Care England has restated demands for the Care Quality Commission to minimise hikes to registration fees as the care industry grapples with squeezed authority funding and rising wages.
Speaking at the industry association’s annual conference, professor Martin Green, chief executive of Care England (pictured above), said that the CQC needs to think again. “At a time when the care sector is facing enormous financial challenges resulting from years of underfunding and the increases in staff costs, following the implementation of the New Living Wage, It is totally unacceptable for the regulator to levy higher charges for regulation.”
Care England has supported the direction of travel within CQC to create a more focused and transparent inspection regime, so it will come as a blow to read newspaper reports this month that the organisation’s total spending increase to £4.4 million in 2014-15, four times its original budget.

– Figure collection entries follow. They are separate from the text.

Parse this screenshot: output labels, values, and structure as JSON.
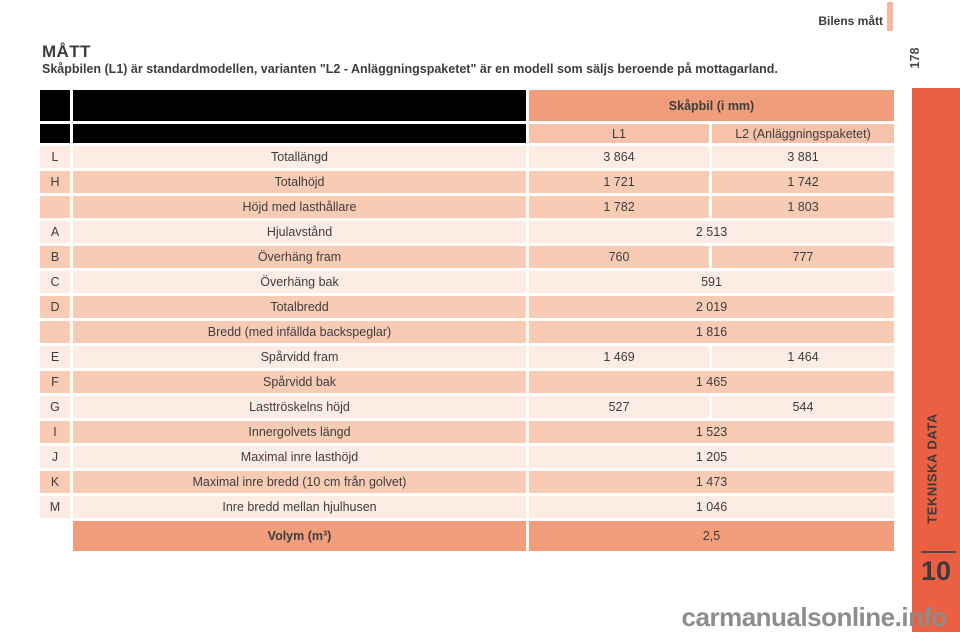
{
  "page": {
    "header_label": "Bilens mått",
    "page_number": "178",
    "title": "MÅTT",
    "subtitle": "Skåpbilen (L1) är standardmodellen, varianten \"L2 - Anläggningspaketet\" är en modell som säljs beroende på mottagarland.",
    "watermark": "carmanualsonline.info"
  },
  "sidebar": {
    "section_label": "TEKNISKA DATA",
    "chapter_number": "10"
  },
  "table": {
    "header": {
      "group": "Skåpbil (i mm)",
      "col_l1": "L1",
      "col_l2": "L2 (Anläggningspaketet)"
    },
    "rows": [
      {
        "letter": "L",
        "label": "Totallängd",
        "l1": "3 864",
        "l2": "3 881",
        "merged": false,
        "tone": "light"
      },
      {
        "letter": "H",
        "label": "Totalhöjd",
        "l1": "1 721",
        "l2": "1 742",
        "merged": false,
        "tone": "salmon"
      },
      {
        "letter": "",
        "label": "Höjd med lasthållare",
        "l1": "1 782",
        "l2": "1 803",
        "merged": false,
        "tone": "salmon"
      },
      {
        "letter": "A",
        "label": "Hjulavstånd",
        "value": "2 513",
        "merged": true,
        "tone": "light"
      },
      {
        "letter": "B",
        "label": "Överhäng fram",
        "l1": "760",
        "l2": "777",
        "merged": false,
        "tone": "salmon"
      },
      {
        "letter": "C",
        "label": "Överhäng bak",
        "value": "591",
        "merged": true,
        "tone": "light"
      },
      {
        "letter": "D",
        "label": "Totalbredd",
        "value": "2 019",
        "merged": true,
        "tone": "salmon"
      },
      {
        "letter": "",
        "label": "Bredd (med infällda backspeglar)",
        "value": "1 816",
        "merged": true,
        "tone": "salmon"
      },
      {
        "letter": "E",
        "label": "Spårvidd fram",
        "l1": "1 469",
        "l2": "1 464",
        "merged": false,
        "tone": "light"
      },
      {
        "letter": "F",
        "label": "Spårvidd bak",
        "value": "1 465",
        "merged": true,
        "tone": "salmon"
      },
      {
        "letter": "G",
        "label": "Lasttröskelns höjd",
        "l1": "527",
        "l2": "544",
        "merged": false,
        "tone": "light"
      },
      {
        "letter": "I",
        "label": "Innergolvets längd",
        "value": "1 523",
        "merged": true,
        "tone": "salmon"
      },
      {
        "letter": "J",
        "label": "Maximal inre lasthöjd",
        "value": "1 205",
        "merged": true,
        "tone": "light"
      },
      {
        "letter": "K",
        "label": "Maximal inre bredd (10 cm från golvet)",
        "value": "1 473",
        "merged": true,
        "tone": "salmon"
      },
      {
        "letter": "M",
        "label": "Inre bredd mellan hjulhusen",
        "value": "1 046",
        "merged": true,
        "tone": "light"
      },
      {
        "letter": "",
        "label": "Volym (m³)",
        "value": "2,5",
        "merged": true,
        "tone": "dark",
        "bold": true,
        "empty_letter": true
      }
    ]
  },
  "colors": {
    "text": "#3d3d3f",
    "group_header_bg": "#ef9d7b",
    "sub_header_bg": "#f6c3aa",
    "row_light_bg": "#fdece3",
    "row_salmon_bg": "#f8ccb4",
    "row_dark_bg": "#ef9d7b",
    "side_band": "#eb6043",
    "accent_bar": "#f5b79f",
    "blacked_out_area": "#000000",
    "watermark_gray": "#8d8d8d"
  }
}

According to a report in The Times, the CQC has said that the overspend was inevitable because its original budget was based on lighter-touch inspection regime.
What will be harder to explain is why the CQC has reportedly been splashing out on expensive stays at luxury hotels, spa resorts and stately homes during the course of its work.
A freedom of information request made by Health Service Journal unearthed that inspectors are routinely staying in luxury rooms costing up to £240 per night.
Professor Green suggested the price paid for hotels was not the main issue, but a sign that the watchdog was able to do its work without raising prices. “This shows us that there is no need to increase CQC’s fees,” he told Care Home Professional.
“Providers don’t mind whether inspectors stay at the Ritz or the Holiday Inn as long as they have the skills to inspect, [but ] when we are all being told to tighten our belts, the CQC should lead by example and hold fees at current levels for a least the next three years.
“The sector is in a very fragile state and we are all on tenterhooks to find out whether the Chancellor will resource us appropriately. It’s five to midnight,” he warned.
A CQC spokesperson responded to news of its travel expenses by explaining that “it is necessary for its inspection teams to have to travel and, on occasion, to stay in overnight accommodation”.